…Через полчаса мы с Мишиным подходим к огромной, хлюпающей и сопящей трубе, из которой с плеском выливается насыщенная песком и гравием, пахнущая нефтью вода. Толпа с сачками. Прожектор. Какая-то странная, в духе фантасмагорий Гофмана, обстановка. Белые лица. Недовольные взгляды, эти дурацкие сачки, подставленные под трубу, э-э, не толкайтесь, никому не запрещено, нет-нет, все это смешно, глупо, но что же все-таки они тут добывают? Вот один из ловцов отходит в сторонку, вываливает на землю сырой песок, роется в нем. Подхожу ближе и на грязной ладони «ловца» вижу маленькую серебряную монетку. «Шведская», — говорит мужчина и, добыв из кармана тяжелый, наполненный медными и серебряными монетами мешочек, кладет туда шведскую.
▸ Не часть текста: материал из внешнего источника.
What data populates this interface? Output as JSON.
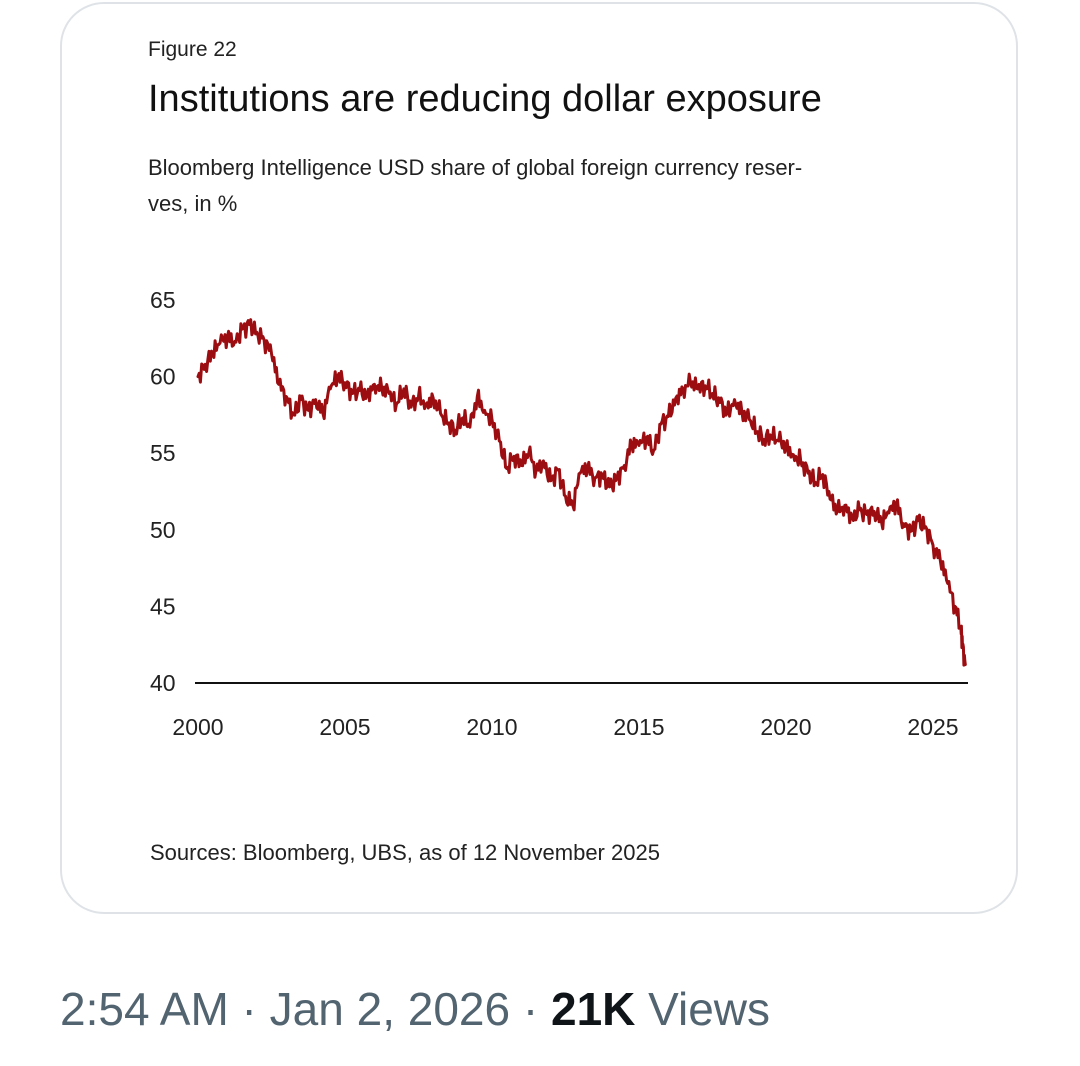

Уже почти ночь, этот резкий свет, плеск, хлюпанье и клекот трубы. Когда мой сачок наполняется песком, я тоже торопливо вываливаю его на землю, ворошу, но у меня пока лишь один песок, да дохлая лягуха, стоп, что-то есть! И я вытаскиваю из песка малюсенькую, меньше нашей копейки, монетку. Так ведь это же прусский королевский солид! Когда-то и я занимался коллекционированием монет, черт побери, действительно тут монеты сачками ловят! Однако что это я медлю? Мой сосед, заросший щетиной, этакий «еж» в кепке, натянутой на уши, вылавливает сразу пять монет, Мишин три, потом еще две, причем одну серебряную, шведскую, XVI века. А вот и в моем сачке опять мелькнуло что-то. Мной, как и всеми, кто толчется у этой трубы, овладевает азарт, да, что-то ведь действительно блеснуло! Моя рука нащупывает в сыром песке очень большую монету, я зажимаю ее в кулаке, зову Мишина, ей-ей, по огромности, тяжести и шероховатости это наверняка золотой дублон. Мишин снимает очки, бормочет: «Минуточку, я сейчас…», протирает их, кивает: а ну! и я разжимаю кулак. В липкой грязи и клочках каких-то погибших водорослей лежит огромная монета с двумя скрещенными стрелами и надписью по-латыни, а на другой стороне — великолепный герб. Тут и щит, и короны, и меч, и лев, и по окружности еще одна длинная надпись. Не золото, медь, но какая монета!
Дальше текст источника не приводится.